Написано двести пятьдесят лет назад, и ничего не обветшало, все так же щемит сердце, и верится, что пройдет еще двести лет — и действие этих стихов не изменится. Да я и не представляю себе, что тут может устареть. Как вообще происходит старение в искусстве? Геронтологи пока что искусством не занимаются. Тут каждый, как говорится, сам себе геронтолог. Для меня первая примета старости — это когда в произведении появляется лишнее. В стареющих кинолентах начинают раздражать затянутости, в романах — долгие описания портретов, обстановки, чрезмерные разъяснения… Когда-то меня занимала тайна долголетия в искусстве. Почему одни произведения, которые признавались талантливыми, дряхлеют, а на другие время не действует?..
Мы как-то обсуждали это с Сомовым, сидя в вечернем экспрессе по дороге из Токио в Нагасаки. За окном со скоростью двести двадцать километров в час мчалась Япония. Поселки и городки сливались в сплошные полосы огней — цветные повязки ночи. Мы сидели в высоких креслах, в вагоне было тихо и неподвижно, скорость была за окном. Сомов считал, что, проанализировав процесс старения в искусстве, можно найти способы избежать этого старения. Не торопясь, он принялся расчленять, прикидывать и так, и этак, вслух, так, чтобы я мог следить за его мыслью. Она ловко нащупывала подступы, формулировала проблему, было страшновато наблюдать ее работу. Можно было подумать, что еще немного — и Сомов найдет секрет, длинную формулу, или таблицу, или правила, что-то в этом роде, и преподнесет мне. Я был уверен в его могуществе. По этим формулам можно будет создавать гениальные, то есть нестареющие, произведения. Ну, конечно, не так-то просто, но, как говорит Сомов, должны же быть какие-то законы, все явления подчиняются каким-то законам, на все существуют законы…
И вдруг я испугался.
— Кончай, — сказал я. — Довольно, не надо, не хочу я этого знать, не желаю. По-кошачьему круглые глаза его заинтересованно нацелились, а потом он рассмеялся:
— Отказываешься? А мог бы сразу стать классиком Чего ж ты боишься, задаром ведь… Впрочем, может ты и прав Такая штука вроде эпидемии. Представляешь если обнародовать секрет изготовления шедевров.

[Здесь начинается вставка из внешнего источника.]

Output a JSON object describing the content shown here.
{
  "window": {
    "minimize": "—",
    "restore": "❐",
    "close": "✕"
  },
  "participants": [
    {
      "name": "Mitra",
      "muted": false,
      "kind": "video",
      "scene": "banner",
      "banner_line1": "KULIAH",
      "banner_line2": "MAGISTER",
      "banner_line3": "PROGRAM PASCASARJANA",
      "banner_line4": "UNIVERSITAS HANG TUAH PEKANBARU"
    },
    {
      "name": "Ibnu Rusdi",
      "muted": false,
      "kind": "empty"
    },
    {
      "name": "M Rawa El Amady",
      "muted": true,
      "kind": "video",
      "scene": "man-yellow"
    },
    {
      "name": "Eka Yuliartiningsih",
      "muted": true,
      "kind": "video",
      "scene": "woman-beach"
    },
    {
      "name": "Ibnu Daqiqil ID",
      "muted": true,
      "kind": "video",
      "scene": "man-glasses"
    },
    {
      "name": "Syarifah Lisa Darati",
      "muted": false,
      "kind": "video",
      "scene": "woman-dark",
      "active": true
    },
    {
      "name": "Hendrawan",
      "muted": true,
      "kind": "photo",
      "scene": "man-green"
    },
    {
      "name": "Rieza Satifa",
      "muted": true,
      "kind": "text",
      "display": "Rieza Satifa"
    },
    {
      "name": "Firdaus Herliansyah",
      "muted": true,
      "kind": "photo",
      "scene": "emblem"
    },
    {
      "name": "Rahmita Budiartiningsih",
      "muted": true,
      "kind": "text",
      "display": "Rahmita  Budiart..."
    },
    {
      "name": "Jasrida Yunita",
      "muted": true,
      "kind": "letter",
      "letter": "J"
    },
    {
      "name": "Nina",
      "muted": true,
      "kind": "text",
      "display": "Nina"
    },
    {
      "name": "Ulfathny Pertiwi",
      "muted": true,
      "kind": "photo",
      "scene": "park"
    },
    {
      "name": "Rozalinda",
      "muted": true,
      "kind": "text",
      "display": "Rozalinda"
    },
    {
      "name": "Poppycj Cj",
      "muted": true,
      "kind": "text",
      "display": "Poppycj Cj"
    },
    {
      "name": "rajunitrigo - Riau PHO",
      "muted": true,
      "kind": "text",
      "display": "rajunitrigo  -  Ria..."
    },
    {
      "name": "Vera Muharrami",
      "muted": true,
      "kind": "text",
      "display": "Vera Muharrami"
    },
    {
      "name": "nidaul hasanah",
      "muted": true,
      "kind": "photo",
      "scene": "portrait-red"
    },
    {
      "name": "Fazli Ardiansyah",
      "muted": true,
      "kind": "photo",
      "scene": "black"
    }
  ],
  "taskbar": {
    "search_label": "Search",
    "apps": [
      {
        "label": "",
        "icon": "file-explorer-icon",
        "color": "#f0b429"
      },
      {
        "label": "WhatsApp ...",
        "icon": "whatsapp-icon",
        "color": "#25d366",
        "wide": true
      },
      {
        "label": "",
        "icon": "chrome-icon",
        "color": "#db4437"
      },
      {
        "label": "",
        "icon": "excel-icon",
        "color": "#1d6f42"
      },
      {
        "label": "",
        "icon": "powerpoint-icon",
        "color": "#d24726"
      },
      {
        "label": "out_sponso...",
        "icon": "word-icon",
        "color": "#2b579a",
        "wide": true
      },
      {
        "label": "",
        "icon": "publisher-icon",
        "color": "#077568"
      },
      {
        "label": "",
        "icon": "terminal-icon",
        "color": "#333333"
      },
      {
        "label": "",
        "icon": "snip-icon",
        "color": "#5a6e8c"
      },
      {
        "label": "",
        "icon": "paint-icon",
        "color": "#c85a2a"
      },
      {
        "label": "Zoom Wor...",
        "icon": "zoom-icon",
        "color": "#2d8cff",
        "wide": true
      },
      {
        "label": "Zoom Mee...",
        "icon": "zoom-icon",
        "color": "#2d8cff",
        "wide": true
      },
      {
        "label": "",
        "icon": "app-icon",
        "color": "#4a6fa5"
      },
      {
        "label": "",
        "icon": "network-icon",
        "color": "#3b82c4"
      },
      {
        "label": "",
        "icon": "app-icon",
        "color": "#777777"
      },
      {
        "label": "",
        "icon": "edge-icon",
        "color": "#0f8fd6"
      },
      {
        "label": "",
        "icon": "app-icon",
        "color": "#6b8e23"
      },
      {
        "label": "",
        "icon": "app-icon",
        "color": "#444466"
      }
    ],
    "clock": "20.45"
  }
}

— Пожалуйста, не надо. Удержись. Не публикуй Чего тебе не хватает? Славы? — Я внимательно посмот рел на него. — Послушай, без шуток: если б ты нашел мог бы ты остановиться, утаить?
— Не знаю. — Он подумал и повторил удивленно и встревоженно: — Не знаю…
Непривычная скорость «Хикари» размазывала пейзаж, ближние предметы глаз не успевал рассмотреть они плавились, словно не в фокусе, четкость сохранялась лишь в глубине. Там медленно кружились рисовые поля с маленькими домиками под тяжелыми крышами.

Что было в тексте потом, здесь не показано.